Some projects offer flimsy rewards. They are basically asking for tips or good will funding. Those projects don't worry me nearly so much, presumably the Backers understand all they're getting is a good feeling. I'm much more worried about projects like the one we are discussing here, a $9 million hardware project financed with pre-purchases of goods that may well never be delivered.
posted by Nelson at 2:29 PM on September 7, 2012



But stuff like Kickstarter is not why we have the SEC. The SEC regulates investments. Kickstarter is not selling investments. You seem to not be able to understand this and I'm done trying to explain it


We have securities laws and the SEC because people got ripped off, or felt they got ripped off. They felt they were investing, felt they had some recourse, but they were getting scammed.

I have never said the SEC regulates kickstarter, I have called it "backdoor investing". Who the fuck is going to regulated unregulated investing.

Call it whatever you want, donation, busking, handouts. People want stuff in return.

People are going to feel ill-used when the stuff they prepurchase never shows up and we end up with more laws. This will have to be treated as some kind of "investing" or "donation" or simply massive fraud.

I'm done with this also.
posted by Ad hominem at 2:39 PM on September 7, 2012


In two weeks FTL will be released to the public, for 10 bucks, and you should all get it, as it is awesome.

Ha, I forgot that I'm playing the beta.
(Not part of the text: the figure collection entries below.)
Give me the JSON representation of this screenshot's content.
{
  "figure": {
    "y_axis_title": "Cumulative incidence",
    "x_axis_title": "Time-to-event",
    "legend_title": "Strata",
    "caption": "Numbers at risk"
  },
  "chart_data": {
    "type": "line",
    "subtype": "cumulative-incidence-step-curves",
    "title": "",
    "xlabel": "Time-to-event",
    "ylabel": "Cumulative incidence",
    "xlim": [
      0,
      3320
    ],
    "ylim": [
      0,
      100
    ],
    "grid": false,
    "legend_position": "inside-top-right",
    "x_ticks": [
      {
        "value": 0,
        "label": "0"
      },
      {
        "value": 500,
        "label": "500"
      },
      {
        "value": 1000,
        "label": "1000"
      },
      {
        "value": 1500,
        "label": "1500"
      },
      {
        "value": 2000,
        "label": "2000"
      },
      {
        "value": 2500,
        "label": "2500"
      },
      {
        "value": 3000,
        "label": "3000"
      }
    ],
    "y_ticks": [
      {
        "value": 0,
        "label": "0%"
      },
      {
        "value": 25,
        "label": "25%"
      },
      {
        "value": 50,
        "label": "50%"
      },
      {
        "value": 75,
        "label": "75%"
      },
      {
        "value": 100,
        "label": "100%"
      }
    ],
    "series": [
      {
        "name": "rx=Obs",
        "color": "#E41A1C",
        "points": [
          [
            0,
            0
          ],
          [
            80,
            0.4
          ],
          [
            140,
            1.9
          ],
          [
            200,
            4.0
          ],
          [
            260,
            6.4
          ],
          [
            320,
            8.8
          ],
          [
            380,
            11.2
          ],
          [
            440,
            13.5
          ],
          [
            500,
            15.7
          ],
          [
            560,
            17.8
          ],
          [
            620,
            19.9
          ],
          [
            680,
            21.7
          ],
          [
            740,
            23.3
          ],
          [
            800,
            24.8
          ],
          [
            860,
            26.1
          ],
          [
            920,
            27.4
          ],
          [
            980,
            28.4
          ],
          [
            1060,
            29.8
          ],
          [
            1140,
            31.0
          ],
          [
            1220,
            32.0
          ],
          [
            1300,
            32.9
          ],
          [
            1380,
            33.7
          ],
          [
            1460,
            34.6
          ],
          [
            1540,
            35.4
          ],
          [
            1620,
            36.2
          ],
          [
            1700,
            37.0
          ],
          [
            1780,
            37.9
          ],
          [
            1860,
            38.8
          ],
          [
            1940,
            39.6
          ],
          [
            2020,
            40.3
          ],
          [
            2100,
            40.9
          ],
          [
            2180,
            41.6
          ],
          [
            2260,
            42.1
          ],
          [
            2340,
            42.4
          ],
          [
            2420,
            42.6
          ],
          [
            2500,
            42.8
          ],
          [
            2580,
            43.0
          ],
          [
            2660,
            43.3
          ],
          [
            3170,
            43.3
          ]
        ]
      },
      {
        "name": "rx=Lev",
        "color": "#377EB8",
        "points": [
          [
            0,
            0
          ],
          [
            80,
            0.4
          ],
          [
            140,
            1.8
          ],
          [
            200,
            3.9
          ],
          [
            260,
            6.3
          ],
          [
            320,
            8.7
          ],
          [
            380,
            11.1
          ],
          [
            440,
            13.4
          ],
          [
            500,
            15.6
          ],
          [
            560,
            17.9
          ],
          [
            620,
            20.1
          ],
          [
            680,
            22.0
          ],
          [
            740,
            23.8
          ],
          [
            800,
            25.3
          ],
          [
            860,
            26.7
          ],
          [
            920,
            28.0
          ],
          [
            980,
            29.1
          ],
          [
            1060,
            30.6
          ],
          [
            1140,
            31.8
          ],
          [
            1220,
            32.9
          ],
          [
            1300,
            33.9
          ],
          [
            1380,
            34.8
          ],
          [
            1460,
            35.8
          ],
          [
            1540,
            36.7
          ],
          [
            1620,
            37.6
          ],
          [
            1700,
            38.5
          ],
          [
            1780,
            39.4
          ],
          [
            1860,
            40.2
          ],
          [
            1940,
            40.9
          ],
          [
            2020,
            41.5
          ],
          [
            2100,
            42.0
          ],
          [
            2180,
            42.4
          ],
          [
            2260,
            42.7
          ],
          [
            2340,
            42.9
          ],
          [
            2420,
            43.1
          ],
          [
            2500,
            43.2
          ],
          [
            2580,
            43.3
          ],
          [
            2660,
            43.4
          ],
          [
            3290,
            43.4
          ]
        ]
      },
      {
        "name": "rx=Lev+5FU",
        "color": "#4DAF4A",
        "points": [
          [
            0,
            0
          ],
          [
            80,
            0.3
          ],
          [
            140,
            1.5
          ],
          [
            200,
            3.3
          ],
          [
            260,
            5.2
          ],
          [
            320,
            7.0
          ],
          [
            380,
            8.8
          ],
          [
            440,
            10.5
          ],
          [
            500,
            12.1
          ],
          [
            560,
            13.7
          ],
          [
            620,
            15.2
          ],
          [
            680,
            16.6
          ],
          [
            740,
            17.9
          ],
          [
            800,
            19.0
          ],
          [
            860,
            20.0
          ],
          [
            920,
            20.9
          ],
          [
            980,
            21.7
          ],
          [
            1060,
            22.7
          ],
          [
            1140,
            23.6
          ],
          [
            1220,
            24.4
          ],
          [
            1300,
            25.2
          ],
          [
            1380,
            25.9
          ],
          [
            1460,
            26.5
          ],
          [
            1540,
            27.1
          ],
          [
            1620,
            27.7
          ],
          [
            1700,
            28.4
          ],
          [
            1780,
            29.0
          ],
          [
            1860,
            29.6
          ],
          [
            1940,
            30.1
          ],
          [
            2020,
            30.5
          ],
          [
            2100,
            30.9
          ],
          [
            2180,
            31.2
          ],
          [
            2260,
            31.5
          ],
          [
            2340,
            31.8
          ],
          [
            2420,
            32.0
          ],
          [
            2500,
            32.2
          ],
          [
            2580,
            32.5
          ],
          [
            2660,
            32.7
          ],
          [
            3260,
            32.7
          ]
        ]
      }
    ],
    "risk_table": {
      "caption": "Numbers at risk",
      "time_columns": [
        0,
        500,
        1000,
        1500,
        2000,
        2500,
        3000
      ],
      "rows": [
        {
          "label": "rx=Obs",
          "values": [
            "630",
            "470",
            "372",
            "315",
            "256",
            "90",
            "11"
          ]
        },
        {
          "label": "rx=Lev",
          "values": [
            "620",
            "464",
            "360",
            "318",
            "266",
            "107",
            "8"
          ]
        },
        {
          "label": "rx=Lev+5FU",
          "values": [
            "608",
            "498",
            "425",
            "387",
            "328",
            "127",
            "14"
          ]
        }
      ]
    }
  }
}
I believe it comes out on the 14th, and I have been enjoying it immensely. I've gone to bed way too late twice this week because of it.
posted by adamdschneider at 6:41 PM on September 7, 2012


Just to throw some numbers in for a lot projects…

I've backed some 67 projects that have succeeded. I don't track projects that don't reach goal for obvious reasons.

Of the 67 projects, 32 have delivered.

2010 and earlier projects have two waiting on delivery. The oldest undelivered project saw the creator change his work-focus, neglecting the project, and then stop updating. Updates recently resumed; apparently the creator suffered a mental breakdown and some friends rallied around him to help out finish the project. The other is a book that is being written.

My 24 projects in 2011 have seven that haven't completed. One is either in the mail or close to being in the mail according to updates, one ran into production issues and they're working on it, but slowly. Two are films that are being edited, one hasn't given me plans yet (about ready to write them off), one went dark after getting paid to see the last shuttle launch, and the last worked with three factories and had serious quality issues and is now doing everything in a garage by hand.

The 33 projects backed in 2012 only have nine completed. Most are either working and close to done or are slow burners, like video game projects or books. I have a feeling these projects have been better about updating and being realistic about goals. I'm optimistic about these projects completing.
posted by caphector at 10:30 AM on September 10, 2012


Kickstarter is not a Store; new policies requiring a Risks & Challenges disclosure, reigning in the use of conceptual renderings, and limiting sales of multiples.
posted by Nelson at 5:37 PM on September 20, 2012 [1 favorite]


Kickstarter re-commits to ideas instead of pre-orders.